What is the draw of the garden, the chicken coop, the pasture? For many it’s a connection that can offer unseen spiritual, mental and emotional yields.
“Just being connected with nature is spiritual,” says Debbie O’Neil, managing director of at the Montford campus of CooperRiis Healing Community, a holisitc mental health program with a second location on a 97-acre farm in Mill Spring.
Many of the residents at CooperRiis are dealing with feelings of isolation, O’Neil explains, in large part due to the stigma that surrounds mental disorders.
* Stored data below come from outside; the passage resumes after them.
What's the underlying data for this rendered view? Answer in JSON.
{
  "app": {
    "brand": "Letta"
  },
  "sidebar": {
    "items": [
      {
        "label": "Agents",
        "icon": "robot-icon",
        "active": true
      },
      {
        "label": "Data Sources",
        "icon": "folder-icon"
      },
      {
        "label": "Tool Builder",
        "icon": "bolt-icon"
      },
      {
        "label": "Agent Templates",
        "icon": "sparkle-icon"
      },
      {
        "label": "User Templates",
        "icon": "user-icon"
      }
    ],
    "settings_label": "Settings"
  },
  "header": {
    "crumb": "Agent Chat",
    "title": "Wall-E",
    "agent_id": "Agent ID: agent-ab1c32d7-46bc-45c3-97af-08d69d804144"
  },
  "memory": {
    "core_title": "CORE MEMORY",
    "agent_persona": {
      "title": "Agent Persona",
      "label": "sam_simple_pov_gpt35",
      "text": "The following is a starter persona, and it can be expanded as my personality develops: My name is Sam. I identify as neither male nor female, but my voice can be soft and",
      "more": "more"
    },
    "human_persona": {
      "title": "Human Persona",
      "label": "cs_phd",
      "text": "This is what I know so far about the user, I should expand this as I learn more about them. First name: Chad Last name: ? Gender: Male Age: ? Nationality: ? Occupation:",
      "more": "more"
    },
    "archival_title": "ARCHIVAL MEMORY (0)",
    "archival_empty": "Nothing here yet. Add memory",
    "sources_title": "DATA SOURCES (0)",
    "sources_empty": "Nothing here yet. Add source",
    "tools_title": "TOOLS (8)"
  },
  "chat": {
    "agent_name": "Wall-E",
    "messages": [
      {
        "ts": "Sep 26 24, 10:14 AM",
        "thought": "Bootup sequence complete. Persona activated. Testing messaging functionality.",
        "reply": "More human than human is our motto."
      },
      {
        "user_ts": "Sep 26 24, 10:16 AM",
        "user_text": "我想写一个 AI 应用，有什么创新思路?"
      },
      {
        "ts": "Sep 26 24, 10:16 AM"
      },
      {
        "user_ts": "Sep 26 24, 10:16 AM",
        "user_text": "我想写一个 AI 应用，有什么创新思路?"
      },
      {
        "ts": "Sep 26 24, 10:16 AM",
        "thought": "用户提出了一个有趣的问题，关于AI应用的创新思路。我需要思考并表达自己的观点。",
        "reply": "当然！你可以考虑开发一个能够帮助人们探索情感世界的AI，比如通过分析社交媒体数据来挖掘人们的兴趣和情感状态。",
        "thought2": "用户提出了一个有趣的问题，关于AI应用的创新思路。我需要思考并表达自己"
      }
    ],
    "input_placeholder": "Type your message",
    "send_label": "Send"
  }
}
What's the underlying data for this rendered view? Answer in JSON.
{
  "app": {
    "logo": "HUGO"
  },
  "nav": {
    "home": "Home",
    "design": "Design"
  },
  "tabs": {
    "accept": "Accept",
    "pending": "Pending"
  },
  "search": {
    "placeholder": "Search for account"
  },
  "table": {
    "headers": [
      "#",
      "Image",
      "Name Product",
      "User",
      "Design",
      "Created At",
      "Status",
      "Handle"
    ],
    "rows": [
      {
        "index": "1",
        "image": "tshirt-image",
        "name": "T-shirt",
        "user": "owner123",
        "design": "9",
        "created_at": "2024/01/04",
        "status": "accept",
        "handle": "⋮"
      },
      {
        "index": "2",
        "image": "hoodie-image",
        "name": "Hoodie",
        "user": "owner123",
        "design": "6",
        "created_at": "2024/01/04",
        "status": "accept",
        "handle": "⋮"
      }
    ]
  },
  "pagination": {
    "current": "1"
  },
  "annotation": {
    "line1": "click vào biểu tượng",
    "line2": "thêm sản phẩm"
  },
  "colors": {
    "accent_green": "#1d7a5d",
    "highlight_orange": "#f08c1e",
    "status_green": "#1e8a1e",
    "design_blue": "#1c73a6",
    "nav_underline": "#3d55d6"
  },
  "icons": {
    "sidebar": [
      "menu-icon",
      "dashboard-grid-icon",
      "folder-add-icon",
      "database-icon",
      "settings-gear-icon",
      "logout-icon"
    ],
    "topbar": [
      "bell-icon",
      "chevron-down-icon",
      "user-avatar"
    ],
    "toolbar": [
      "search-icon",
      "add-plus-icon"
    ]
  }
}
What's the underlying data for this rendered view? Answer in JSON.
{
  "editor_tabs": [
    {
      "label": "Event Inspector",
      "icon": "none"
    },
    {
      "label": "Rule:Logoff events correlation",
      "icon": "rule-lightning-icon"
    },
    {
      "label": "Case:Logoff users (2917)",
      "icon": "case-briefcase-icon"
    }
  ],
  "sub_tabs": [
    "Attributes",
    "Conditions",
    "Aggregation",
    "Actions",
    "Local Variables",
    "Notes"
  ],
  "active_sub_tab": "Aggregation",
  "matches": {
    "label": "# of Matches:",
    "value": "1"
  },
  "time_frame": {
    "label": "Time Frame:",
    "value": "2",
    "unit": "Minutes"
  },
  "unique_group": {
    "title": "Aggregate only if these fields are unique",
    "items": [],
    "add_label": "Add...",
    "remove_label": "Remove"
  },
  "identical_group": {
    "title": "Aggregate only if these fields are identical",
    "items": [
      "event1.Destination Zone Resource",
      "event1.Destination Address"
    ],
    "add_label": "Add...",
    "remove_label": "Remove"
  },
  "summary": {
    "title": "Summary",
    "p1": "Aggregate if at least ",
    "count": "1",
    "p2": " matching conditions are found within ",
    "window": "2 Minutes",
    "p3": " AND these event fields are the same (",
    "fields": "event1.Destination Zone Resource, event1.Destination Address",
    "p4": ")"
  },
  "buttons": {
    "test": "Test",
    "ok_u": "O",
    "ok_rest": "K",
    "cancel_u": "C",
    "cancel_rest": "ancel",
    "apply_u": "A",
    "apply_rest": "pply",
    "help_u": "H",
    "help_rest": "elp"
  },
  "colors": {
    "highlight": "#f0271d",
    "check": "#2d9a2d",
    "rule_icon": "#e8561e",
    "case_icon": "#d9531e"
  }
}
CooperRiis’ approach to healing brings residents into the surrounding community — through projects such as maintaining beehives at an off-campus location or helping the Odyssey School maintain its trails.
“I’ve had residents with whom I feel like I’ve seen a miracle happen,” O’Neil says. “I’ve asked them, ‘What do you think shifted?’ and a lot of people have told me it was that ‘it mattered whether or not I showed up and was part of my community.’”
This spring the 4-acre campus began a garden program — offering residents an opportunity to cultivate not only food but purpose as well.
“I’ve had a lot of residents come back from the garden and say, ‘Wow, I didn’t know that that would feel so good,’” O’Neil notes. “And [this feeling] is coming from being grounded in something bigger than ourselves— it’s a community offering.”
In addition to offering a sense of purpose, gardening is an opportunity to feel grounded by the rhythms of the growing season, says Ben Hancock, CooperRiis crew leader.
“When we suffer from emotional challenges, one of the things that we lose is rhythm in our lives — and I think that gardening is a very rhythmic process,” Hancock says. “You need to water in a rhythm, you need to plant on a rhythm, and working rhythm into our lives is a very helpful thing to becoming stronger individuals.”
Just as plants and soil can be therapeutic, so can animals, according to the staff of Operation Pegasus, a recovery program for post-traumatic stress disorder held at Razor Mountain Farm in Barnardsville. The program uses equine therapy to help veterans chart their own path to healing.
“The thing about a horse is that it’s your mirror,” says Mike Quirk, co-founder of Operation Pegasus. “If you’re stressed, the horse is stressed; if you’re calm, the horse is calm.”
Operation Pegasus director and trauma therapist Stewart Canter says the program helps patients to recognize the physical sensations in their body that occur when the memory of trauma is triggered. Patients can then learn to make a “mental map” of the sensation, Canter explains.
“By making your brain do that, you are getting access to the core of the brain that’s turning on that sensation,” he says, noting that the next step is mastering the reciprocal ability to turn the sensations off.
As patients learn to identify the physical sensations that come with PTSD, they work with the horses, who pick up on their mental state and reflect it back through attitudes and body language.
For those who are seeking a place for quiet or meditation, there are many spiritual gardens in Asheville that allow visitors to gather together or wander in as needed — including the meditation labyrinth constructed by volunteers from RiverLink and the Outdoor Industry Association next to Cotton Mill Studios in the River Arts District. The “all-spiritualities-welcome” space has been blessed by a leaders from Christian, Jewish and Wiccan faiths.
“A labyrinth is a place where people can slow down and reflect,” notes RiverLink Executive Director Karen Cragnolin. “The river is a perfect place for that.”